Un cadeau : l'abstinence
« J'ai poussé la porte des AA il y a six ans, et je me suis tout de suite senti dans mon élément », confie Michel. « On est bien reçu, ici. On peut vider son sac, mais aussi apprendre des autres. Les vieux de la vieille s'occupent des nouveaux. C'est un vieillard qui m'avait donné l'adresse dix ans avant. Elle était entrée par une oreille, et jamais ressortie. Lors de ma dernière cure, j'ai appelé le Dr Samuelson et le mardi suivant, j'étais là ».
L'homme reconnaît qu'au départ, « tout est rose ». Mais les problèmes restent. « Ce sont les émotions qui nous mettent dedans, nous, les alcooliques. On vit tout à l'excès ». Venir régulièrement aux réunions empêche de « se creuser la tête ».

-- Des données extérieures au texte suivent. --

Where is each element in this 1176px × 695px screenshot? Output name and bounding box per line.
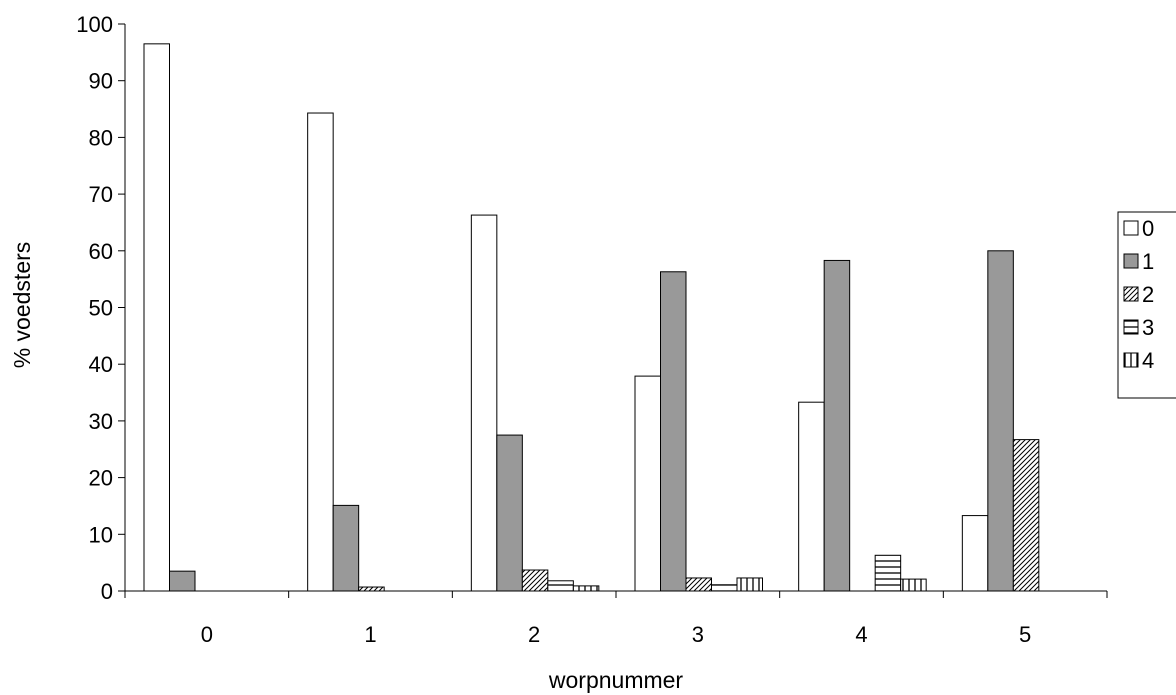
- bar-series-3-cat-3: [711, 584, 738, 592]
- bar-series-1-cat-0: [169, 570, 196, 592]
- x-axis: 0 1 2 3 4 5: [124, 590, 1108, 647]
- legend-label: 0: [1142, 216, 1154, 241]
- y-tick-label: 40: [89, 352, 113, 377]
- y-tick-label: 90: [89, 69, 113, 94]
- y-tick-label: 70: [89, 182, 113, 207]
- x-axis-title: worpnummer: [548, 667, 684, 693]
- bar-series-0-cat-0: [143, 43, 170, 592]
- legend-swatch: [1123, 220, 1139, 236]
- x-tick-label: 1: [364, 622, 376, 647]
- y-tick-label: 50: [89, 296, 113, 321]
- x-tick-label: 3: [692, 622, 704, 647]
- y-tick-label: 30: [89, 409, 113, 434]
- bar-series-4-cat-3: [736, 577, 763, 592]
- bar-series-0-cat-1: [307, 112, 334, 592]
- bar-series-4-cat-4: [900, 578, 927, 592]
- bar-series-2-cat-3: [685, 577, 712, 592]
- bar-series-0-cat-4: [798, 401, 825, 592]
- bar-series-4-cat-2: [572, 585, 600, 592]
- legend-label: 2: [1142, 282, 1154, 307]
- y-axis: 0 10 20 30 40 50 60 70 80 90 100: [76, 12, 126, 604]
- legend-label: 4: [1142, 348, 1154, 373]
- x-tick-label: 5: [1019, 622, 1031, 647]
- legend-swatch: [1123, 319, 1139, 335]
- bar-series-1-cat-3: [660, 271, 687, 592]
- bar-series-1-cat-4: [823, 259, 851, 592]
- x-tick-label: 2: [528, 622, 540, 647]
- legend-swatch: [1123, 352, 1139, 368]
- legend-label: 3: [1142, 315, 1154, 340]
- y-tick-label: 0: [101, 579, 113, 604]
- y-tick-label: 80: [89, 125, 113, 150]
- legend-swatch: [1123, 286, 1139, 302]
- legend-swatch: [1123, 253, 1139, 269]
- x-tick-label: 4: [855, 622, 867, 647]
- bar-series-1-cat-2: [496, 434, 523, 592]
- bar-series-3-cat-4: [874, 554, 902, 592]
- bar-series-1-cat-5: [987, 250, 1014, 592]
- bars: [143, 43, 1040, 592]
- y-axis-title: % voedsters: [9, 242, 35, 369]
- bar-series-2-cat-2: [521, 569, 549, 592]
- bar-series-2-cat-5: [1012, 439, 1040, 592]
- bar-series-0-cat-2: [470, 214, 498, 592]
- bar-series-1-cat-1: [332, 504, 360, 592]
- legend-label: 1: [1142, 249, 1154, 274]
- y-tick-label: 100: [76, 12, 113, 37]
- y-tick-label: 10: [89, 522, 113, 547]
- bar-series-0-cat-3: [634, 375, 661, 592]
- bar-series-3-cat-2: [547, 580, 574, 592]
- x-tick-label: 0: [201, 622, 213, 647]
- legend: 0 1 2 3 4: [1117, 211, 1176, 399]
- bar-series-0-cat-5: [961, 515, 989, 592]
- y-tick-label: 20: [89, 466, 113, 491]
- y-tick-label: 60: [89, 239, 113, 264]
- bar-series-2-cat-1: [358, 586, 385, 592]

Parler le soulage tant qu'il se rend aussi aux réunions du groupe de Picauville, le vendredi. Michel se fait de nouveaux amis : « Les anciens venaient dire bonjour à la bouteille, pas à moi. Les AA m'avaient dit que j'aurai un cadeau la première année. C'était vrai : c'est l'abstinence ». Michel conclut : « Il faut le dire : c'est possible de sortir de l'alcool ».
Parler : une libération
Les livres aident beaucoup les alcooliques entre chaque réunion
Anne est arrivée aux AA après « la cuite de trop », en 2005. Elle ne pouvait plus assumer le quotidien. Le déclic de venir aux réunions s'est fait « en pensant aux films de Woody Allen », confie-t-elle avec le sourire. Un accueil chaleureux, beaucoup d'écoute, pas de jugement : il n'en fallait pas plus pour qu'Anne se sente bien dans le groupe. Elle n'est pas la seule femme : « On ne fait pas la différence, ici ».

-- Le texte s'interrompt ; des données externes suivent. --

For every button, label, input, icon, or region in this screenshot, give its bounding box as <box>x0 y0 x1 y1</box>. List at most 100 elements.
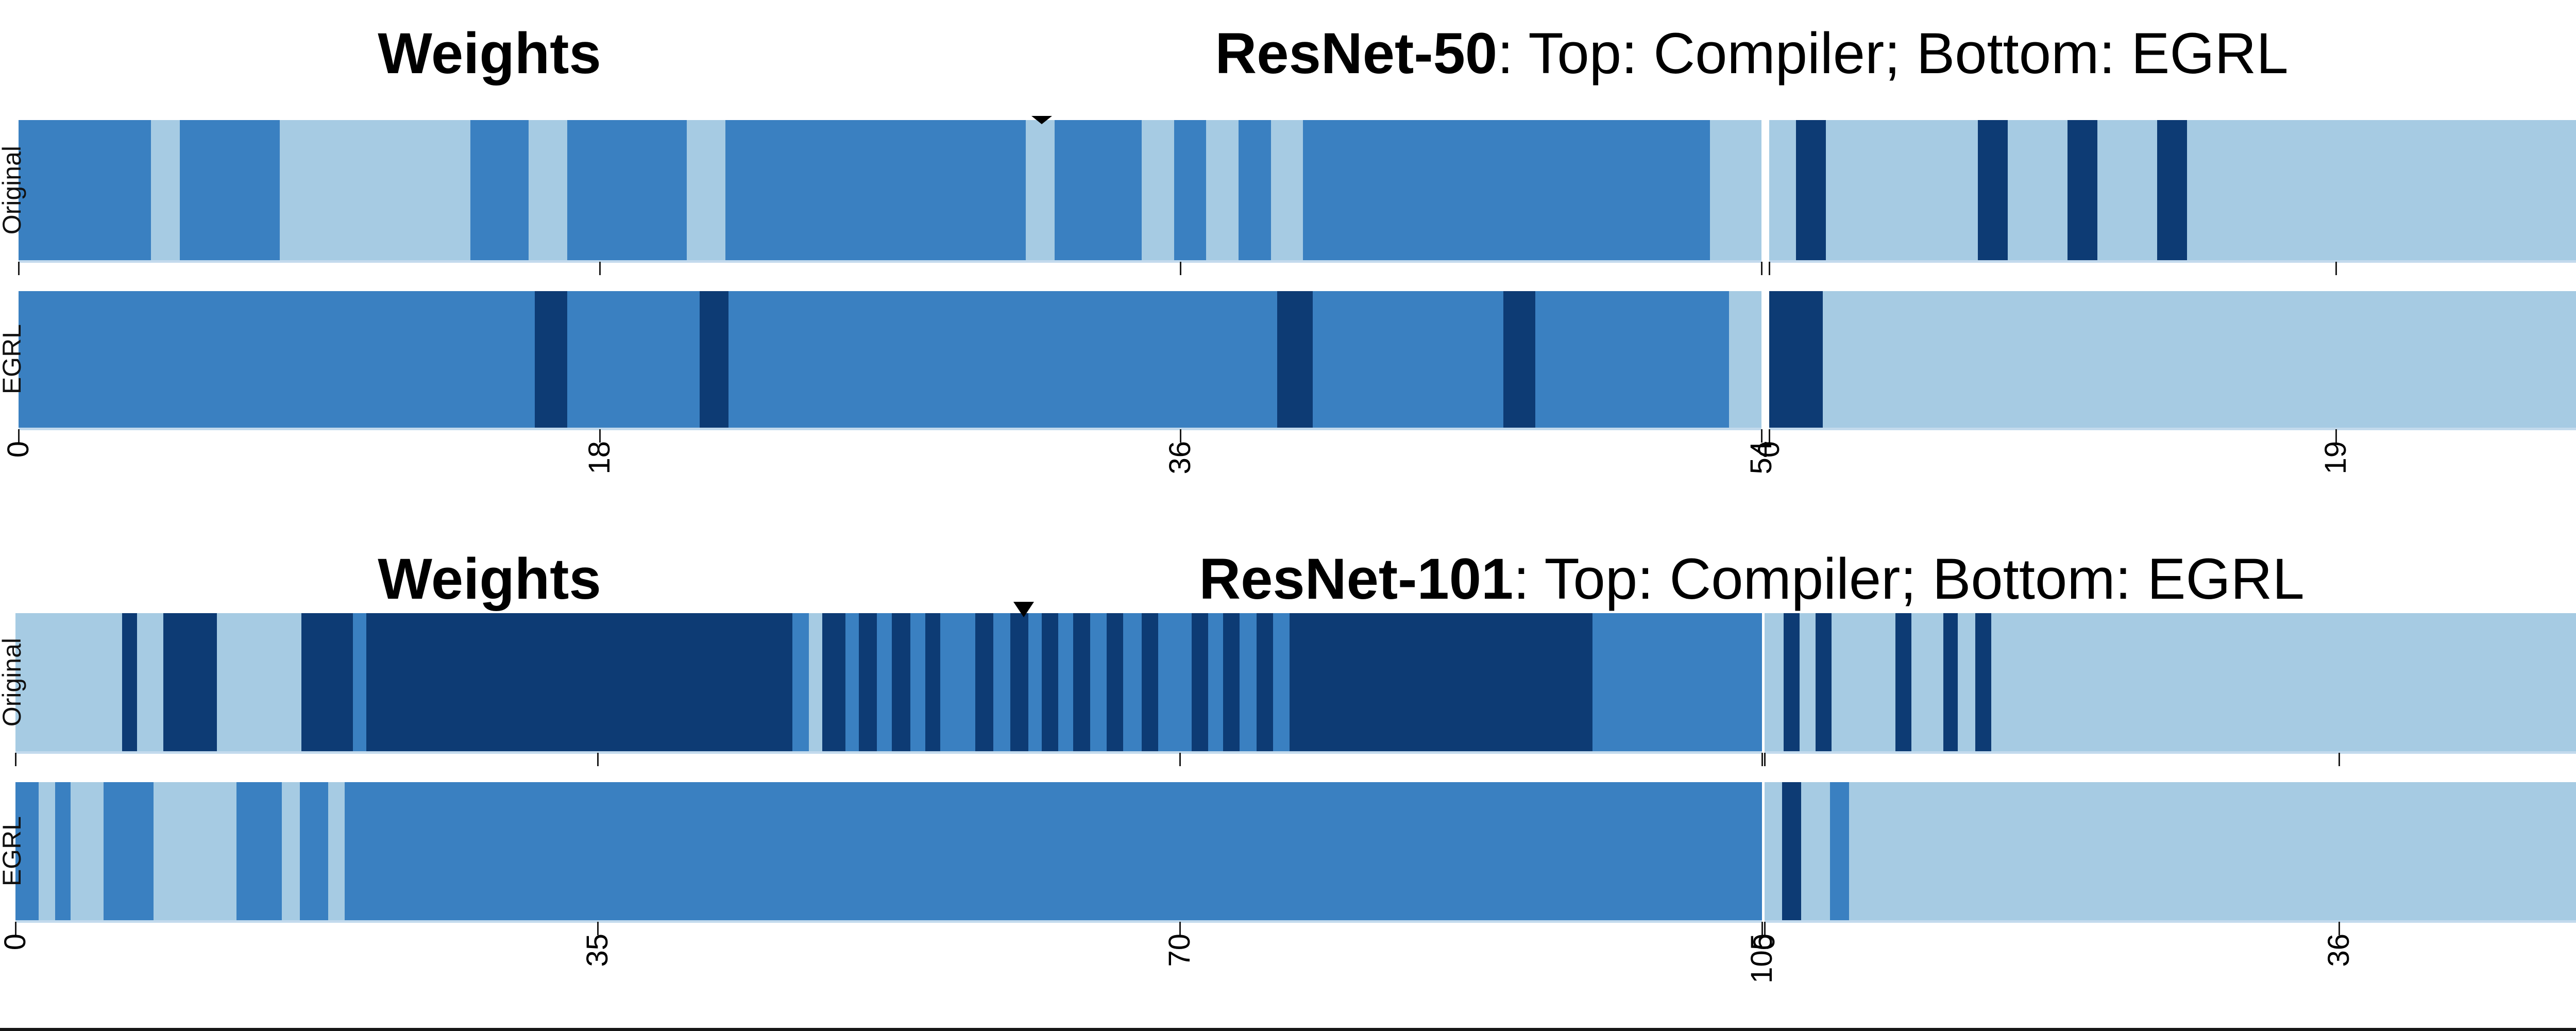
segment-llc <box>728 291 1278 428</box>
x-tick-label-text: 35 <box>581 934 614 967</box>
segment-dram <box>858 613 877 751</box>
x-tick-label: 0 <box>1752 441 1786 562</box>
model-title-resnet-50: ResNet-50: Top: Compiler; Bottom: EGRL <box>1215 25 2288 82</box>
segment-llc <box>1123 613 1142 751</box>
segment-sram <box>1991 613 2576 751</box>
x-tick-label: 0 <box>1748 934 1781 1031</box>
segment-dram <box>2157 120 2187 260</box>
x-tick-label: 36 <box>1163 441 1197 562</box>
segment-llc <box>567 120 687 260</box>
segment-llc <box>1240 613 1257 751</box>
segment-dram <box>535 291 567 428</box>
segment-sram <box>1849 782 2576 920</box>
weights-heading-text: Weights <box>378 21 601 86</box>
bar-resnet-101-weights-original <box>15 613 1762 754</box>
x-tick-label-text: 18 <box>582 441 616 475</box>
segment-sram <box>39 782 56 920</box>
segment-dram <box>1256 613 1273 751</box>
tick-mark <box>1761 922 1763 935</box>
x-tick-label: 70 <box>1163 934 1196 1031</box>
x-tick-label: 19 <box>2319 441 2352 562</box>
segment-dram <box>1784 613 1800 751</box>
segment-llc <box>1592 613 1762 751</box>
segment-sram <box>15 613 122 751</box>
segment-sram <box>809 613 822 751</box>
tick-mark <box>597 922 599 935</box>
tick-mark <box>1179 753 1181 766</box>
segment-sram <box>1826 120 1978 260</box>
segment-sram <box>1911 613 1943 751</box>
tick-mark <box>1180 262 1182 275</box>
bar-resnet-101-weights-egrl <box>15 782 1762 923</box>
segment-dram <box>1042 613 1059 751</box>
segment-dram <box>366 613 792 751</box>
row-label-text: EGRL <box>0 324 26 395</box>
segment-llc <box>1158 613 1192 751</box>
tick-mark <box>1761 753 1763 766</box>
segment-sram <box>1025 120 1055 260</box>
segment-sram <box>1270 120 1303 260</box>
weights-heading-text: Weights <box>378 547 601 611</box>
segment-dram <box>822 613 846 751</box>
segment-sram <box>1206 120 1239 260</box>
segment-llc <box>725 120 1026 260</box>
segment-llc <box>877 613 892 751</box>
segment-sram <box>528 120 567 260</box>
segment-dram <box>1943 613 1958 751</box>
segment-sram <box>2097 120 2157 260</box>
tick-mark <box>1769 262 1770 275</box>
segment-llc <box>993 613 1010 751</box>
segment-llc <box>1303 120 1710 260</box>
tick-mark <box>2338 922 2340 935</box>
segment-llc <box>1313 291 1503 428</box>
tick-mark <box>15 753 16 766</box>
tick-mark <box>2335 429 2337 443</box>
segment-sram <box>1800 613 1816 751</box>
segment-llc <box>55 782 71 920</box>
segment-llc <box>353 613 367 751</box>
segment-sram <box>153 782 237 920</box>
tick-mark <box>1179 922 1181 935</box>
segment-dram <box>1895 613 1911 751</box>
tick-mark <box>15 922 16 935</box>
segment-sram <box>1729 291 1761 428</box>
segment-sram <box>280 120 471 260</box>
segment-dram <box>1975 613 1991 751</box>
segment-dram <box>1503 291 1536 428</box>
x-tick-label-text: 70 <box>1163 934 1196 967</box>
tick-mark <box>18 262 20 275</box>
segment-llc <box>1058 613 1074 751</box>
segment-llc <box>1055 120 1142 260</box>
model-title-suffix: : Top: Compiler; Bottom: EGRL <box>1497 21 2289 86</box>
segment-dram <box>1223 613 1240 751</box>
segment-sram <box>1142 120 1174 260</box>
segment-dram <box>1978 120 2008 260</box>
segment-dram <box>1796 120 1826 260</box>
weights-heading-resnet-101: Weights <box>378 550 601 608</box>
row-label-egrl: EGRL <box>0 291 26 428</box>
row-label-text: EGRL <box>0 816 26 887</box>
tick-mark <box>1761 262 1762 275</box>
segment-llc <box>1535 291 1730 428</box>
x-tick-label-text: 36 <box>1163 441 1197 475</box>
segment-llc <box>1028 613 1042 751</box>
segment-llc <box>19 120 151 260</box>
x-tick-label: 18 <box>583 441 616 562</box>
segment-llc <box>180 120 280 260</box>
x-tick-label-text: 0 <box>1752 441 1786 458</box>
bar-resnet-101-activations-original <box>1765 613 2576 754</box>
weights-heading-resnet-50: Weights <box>378 25 601 82</box>
segment-sram <box>1769 120 1797 260</box>
segment-llc <box>104 782 154 920</box>
row-label-original: Original <box>0 120 26 260</box>
x-tick-label-text: 0 <box>2 441 35 458</box>
segment-sram <box>2008 120 2068 260</box>
model-title-suffix: : Top: Compiler; Bottom: EGRL <box>1513 547 2304 611</box>
x-tick-label-text: 36 <box>2321 934 2355 967</box>
segment-dram <box>1141 613 1159 751</box>
segment-dram <box>2067 120 2098 260</box>
row-label-egrl: EGRL <box>0 782 26 920</box>
tick-mark <box>1769 429 1770 443</box>
segment-dram <box>975 613 994 751</box>
figure-bottom-rule <box>0 1028 2576 1031</box>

Au début, « la honte prédomine », puis, au fil des semaines, le rendez-vous s'impose. « On ne guérit pas. Mais c'est important de se poser, de se souvenir, d'appartenir à un groupe où on se sent en sécurité. Il faut être patient, l'envie de boire met environ un an à disparaître ». Anne insiste sur la bonne humeur du groupe : « On rit beaucoup. On se remet en question avec humour. Être abstinent offre une joie plus authentique ».
Tous les mardis, à 20 h 30, Ancienne Ecole Maternelle J.Jaurès, 44, rue de Bremerhaven, gratuit, tél. 02 33 44 13 50.